Ein Beispiel vom Welpenschutz


Labradorrüde Bruno, 5 Jahre, knurrt Huskywelpe Luna, 3 Monate, an und drückt sie mit der Pfote auf den Boden, als diese fröhlich bellend wie ein Flummi an ihm hochspringt. Luna jault in den höchsten Tönen und flüchtet mit eingezogenem Schwanz, sobald Bruno von ihr ablässt. Ihr ist nichts passiert, aber beide Hundebesitzer sind entsetzt: Luna hat doch Welpenschutz, warum ist Bruno so böse zu ihr?




Die Mär vom Welpenschutz geistert noch durch so manche Menschenköpfe. Wenn es so etwas wie Welpenschutz gibt, dann unter ganz bestimmten Voraussetzungen und nicht in jedem Fall. Welpenschutz gilt nur für Welpen des eigenen Rudels, und auch nur in Grenzen. Wird ein Welpe zu dreist und aufdringlich, so wird er von dem erwachsenen Hund deutlich zurechtgewiesen, so wie es Bruno getan hat. Ein gut sozialisierter Hund wird sich so verhalten wie der Lapradorrüde: Ein Welpe darf vieles aber nicht alles.
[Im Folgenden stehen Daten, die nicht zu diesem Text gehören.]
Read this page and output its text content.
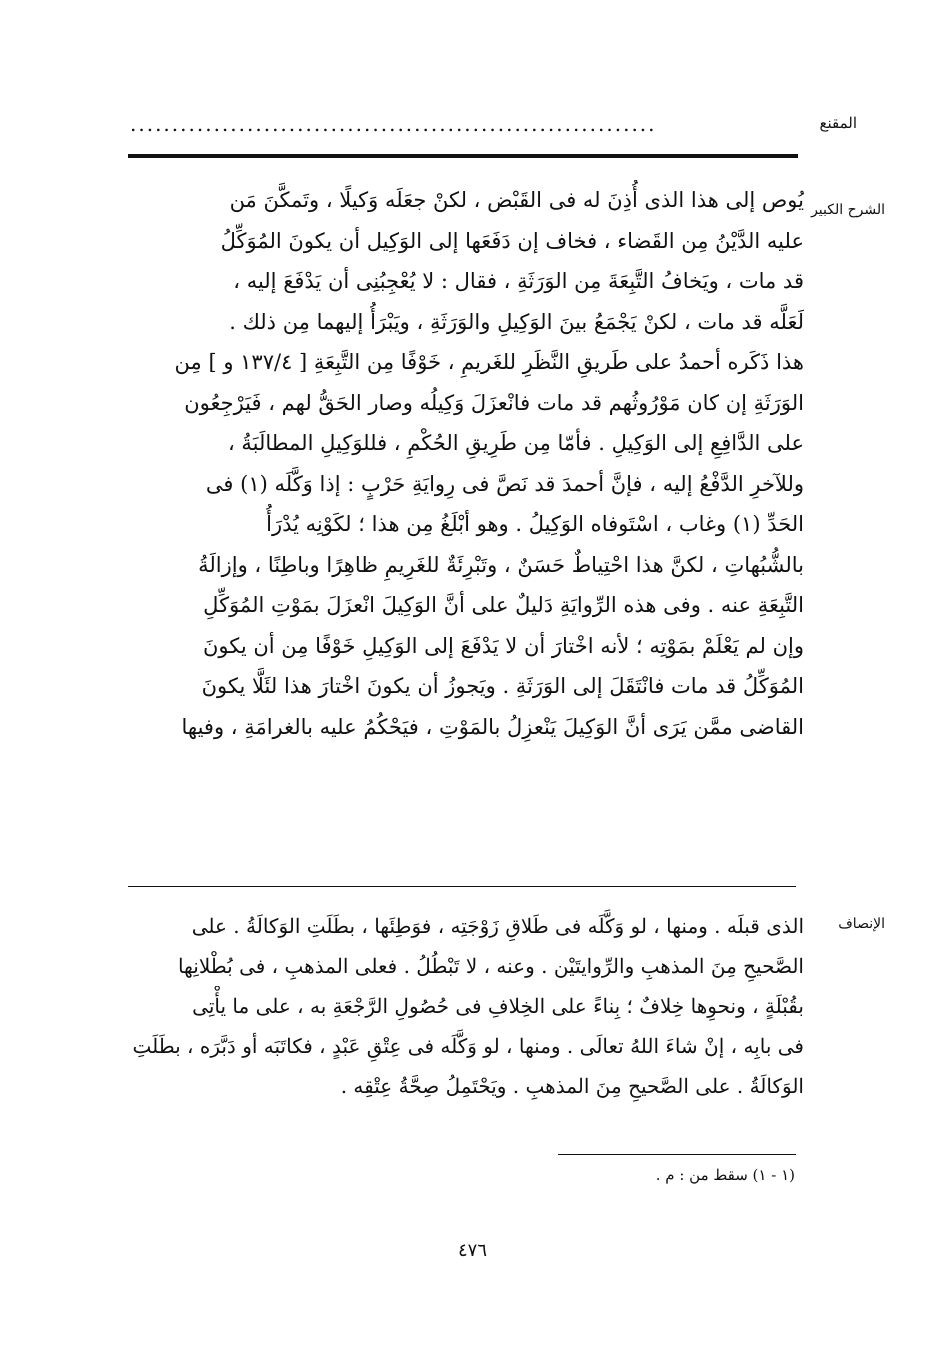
المقنع
...............................................................
الشرح الكبير
يُوص إلى هذا الذى أُذِنَ له فى القَبْض ، لكنْ جعَلَه وَكيلًا ، وتَمكَّنَ مَن
عليه الدَّيْنُ مِن القَضاء ، فخاف إن دَفَعَها إلى الوَكِيل أن يكونَ المُوَكِّلُ
قد مات ، ويَخافُ التَّبِعَةَ مِن الوَرَثَةِ ، فقال : لا يُعْجِبُنِى أن يَدْفَعَ إليه ،
لَعَلَّه قد مات ، لكنْ يَجْمَعُ بينَ الوَكِيلِ والوَرَثَةِ ، ويَبْرَأُ إليهما مِن ذلك .
هذا ذَكَره أحمدُ على طَريقِ النَّظَرِ للغَريمِ ، خَوْفًا مِن التَّبِعَةِ [ ١٣٧/٤ و ] مِن
الوَرَثَةِ إن كان مَوْرُوثُهم قد مات فانْعزَلَ وَكِيلُه وصار الحَقُّ لهم ، فَيَرْجِعُون
على الدَّافِعِ إلى الوَكِيلِ . فأمّا مِن طَرِيقِ الحُكْمِ ، فللوَكِيلِ المطالَبَةُ ،
وللآخرِ الدَّفْعُ إليه ، فإنَّ أحمدَ قد نَصَّ فى رِوايَةِ حَرْبٍ : إذا وَكَّلَه (١) فى
الحَدِّ (١) وغاب ، اسْتَوفاه الوَكِيلُ . وهو أبْلَغُ مِن هذا ؛ لكَوْنِه يُدْرَأُ
بالشُّبُهاتِ ، لكنَّ هذا احْتِياطٌ حَسَنٌ ، وتَبْرِئَةٌ للغَرِيمِ ظاهِرًا وباطِنًا ، وإزالَةُ
التَّبِعَةِ عنه . وفى هذه الرِّوايَةِ دَليلٌ على أنَّ الوَكِيلَ انْعزَلَ بمَوْتِ المُوَكِّلِ
وإن لم يَعْلَمْ بمَوْتِه ؛ لأنه اخْتارَ أن لا يَدْفَعَ إلى الوَكِيلِ خَوْفًا مِن أن يكونَ
المُوَكِّلُ قد مات فانْتَقَلَ إلى الوَرَثَةِ . ويَجوزُ أن يكونَ اخْتارَ هذا لئَلَّا يكونَ
القاضى ممَّن يَرَى أنَّ الوَكِيلَ يَنْعزِلُ بالمَوْتِ ، فيَحْكُمُ عليه بالغرامَةِ ، وفيها
الإنصاف
الذى قبلَه . ومنها ، لو وَكَّلَه فى طَلاقِ زَوْجَتِه ، فوَطِئَها ، بطَلَتِ الوَكالَةُ . على
الصَّحيحِ مِنَ المذهبِ والرِّوايتَيْن . وعنه ، لا تَبْطُلُ . فعلى المذهبِ ، فى بُطْلانِها
بقُبْلَةٍ ، ونحوِها خِلافٌ ؛ بِناءً على الخِلافِ فى حُصُولِ الرَّجْعَةِ به ، على ما يأْتِى
فى بابِه ، إنْ شاءَ اللهُ تعالَى . ومنها ، لو وَكَّلَه فى عِتْقِ عَبْدٍ ، فكاتَبَه أو دَبَّرَه ، بطَلَتِ
الوَكالَةُ . على الصَّحيحِ مِنَ المذهبِ . ويَحْتَمِلُ صِحَّةُ عِتْقِه .
(١ - ١) سقط من : م .
٤٧٦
Nun gibt es aber auch Hunde, die definieren „eigenes Rudel“ anders. Eigenes Rudel ist eben nur der eigene Wurf, die eigene Familie. Fremde Welpen sind auch nur fremde Hunde, und werden auch so behandelt. In der Regel passiert dann bei einer Begegnung nichts Schlimmes, weil der Welpe sich passiv unterwirft und so den erwachsenen Hund beschwichtigt. Außerdem lernt der kontaktfreudige Welpe auf diese Weise, wo die Grenzen sind.

Also freuen sie sich als Welpenbesitzer über solche Begegnungen, ihr kleiner Rüpel hat dann wieder ein Stück gutes Hundebenehmen gelernt.